Eles não conseguem processar a quantidade de sobrenomes que temos. Impossível! Acho que nem o sistema dos computadores deles tem campo suficiente para todos os sobrenomes. Nem no banco, nem em nenhuma repartição pública, eles entendem a construção dos nossos nomes completos.
Parece uma bobagem, mas já tivemos problemas e muito tempo perdido por conta disso. E no final, quando conseguimos resolver o que precisamos, ainda temos que nos acostumar com nossos novos nomes, que ganharam hífen para todo lado para poder consolidar os nomes do meio em um só.
A última vez que precisei tirar um documento, eu literalmente parei o posto de atendimento. Todos os atendentes se envolveram com o meu problema e meu enorme sobrenome. Tenho certeza que virei persona-non-grata na hora!
Passando para os hábitos culturais que mais dificultaram nossa adaptação, ressalto especialmente dois deles que levaram um tempo para nos acostumarmos.
Almoço ou jantar?
Apesar de começarem o dia cedo, como nós brasileiros, os gregos costumam almoçar muito tarde, por volta das 16h. Isso acontece todo dia, não só aos finais de semana. Não canso de ver os restaurantes cheios por volta das 17h e me perguntar: estão almoçando ou jantando?
Nesse aspecto, meu marido teve ainda mais problemas, por estar no escritório. Logo que chegou aqui, ele sempre chamava a galera do trabalho para almoçar por volta de 13h e não tinha nenhuma aderência.
Esse é horário do “lanche da manhã” e não do almoço. Levou um tempo para ele se acostumar, tomar um café da manhã mais reforçado e aguentar esperar o fim da tarde para almoçar e socializar.
Tem um lado bom nisso que é o fato dos restaurantes estarem abertos praticamente o dia inteiro, diferente da maioria dos países europeus, onde fecham para a “siesta”. Além disso, se bater aquela fome cedo, é possível encontrar os lugares mais requisitados ainda vazios, pois a maioria abre às 13h e só vai lotar no final da tarde.
Nunca aos domingos
Agora, se quiser fazer um almoço em casa no final de semana, não deixe para comprar nada aos domingos. Nenhum comércio abre nesse dia da semana. Esse é o segundo aspecto cultural que levamos tempo para adaptar.

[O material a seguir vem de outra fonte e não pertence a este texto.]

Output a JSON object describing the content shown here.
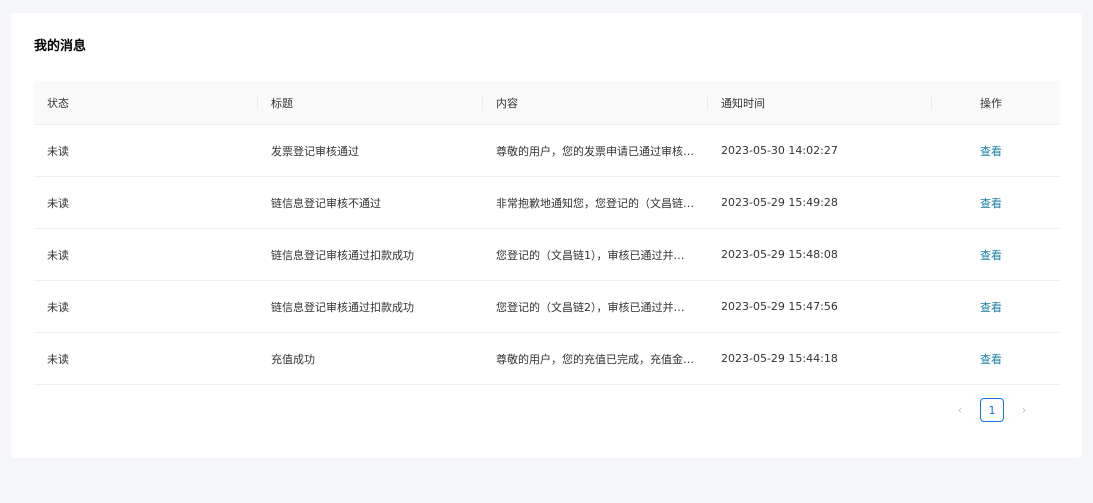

Não são apenas supermercados e comércios de rua que ficam fechados. Shopping centers e até farmácias não funcionam aos domingos. Apenas restaurantes, cafés e uma farmácia por bairro estarão abertos. No mais, a cidade fica totalmente morta! Existem apenas alguns domingos no ano, que, por lei, os estabelecimentos podem funcionar. E ficam lotados.

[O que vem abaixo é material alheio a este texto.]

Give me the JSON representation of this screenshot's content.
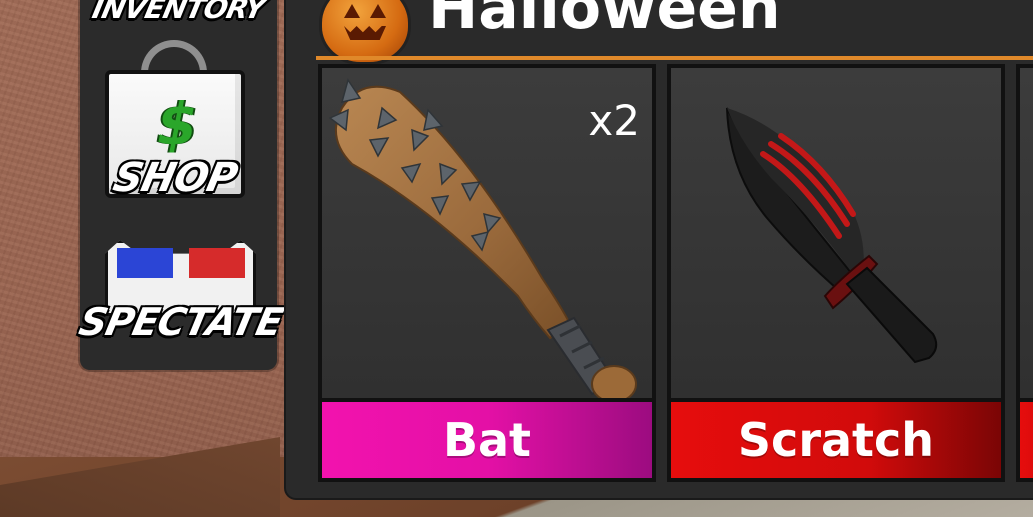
{
  "side_menu": {
    "inventory_label": "INVENTORY",
    "shop_label": "SHOP",
    "shop_symbol": "$",
    "spectate_label": "SPECTATE"
  },
  "panel": {
    "title": "Halloween",
    "icon": "pumpkin-icon",
    "accent_color": "#e0892a",
    "items": [
      {
        "name": "Bat",
        "count": "x2",
        "icon": "spiked-bat-icon",
        "bar_color": "#f212ae"
      },
      {
        "name": "Scratch",
        "count": "",
        "icon": "knife-icon",
        "bar_color": "#e60d0d"
      },
      {
        "name": "",
        "count": "",
        "icon": "",
        "bar_color": "#e60d0d"
      }
    ]
  }
}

No início da nossa vida aqui, ficamos muito perdidos em relação a isso. Fazíamos planejamentos de final de semana e só depois lembrávamos que nada funcionava. Tivemos que reaprender a viver o domingo, pois passa a ser um dia realmente inútil no sentido de resolver alguma coisa ou fazer aquela compra de última hora.
Dificuldades para se adaptar a uma nova cultura sempre vão existir. Acho que, não importa o tempo que viverei aqui, sempre serei estrangeira. Sejam grandes ou pequenas, essas dificuldades me tiram da zona de conforto e me colocam de cara com um mundo diverso e rico, exatamente como eu queria.
2 Comments
Adorei! Sem condições nenhuma de esperar 17h pra almoçar, não tenho estruturas pra ser grega. Rsrs
Oi Cyntia! Difícil, né? Haja lanchinho durante o dia pra acompanhar o ritmo do povo aqui.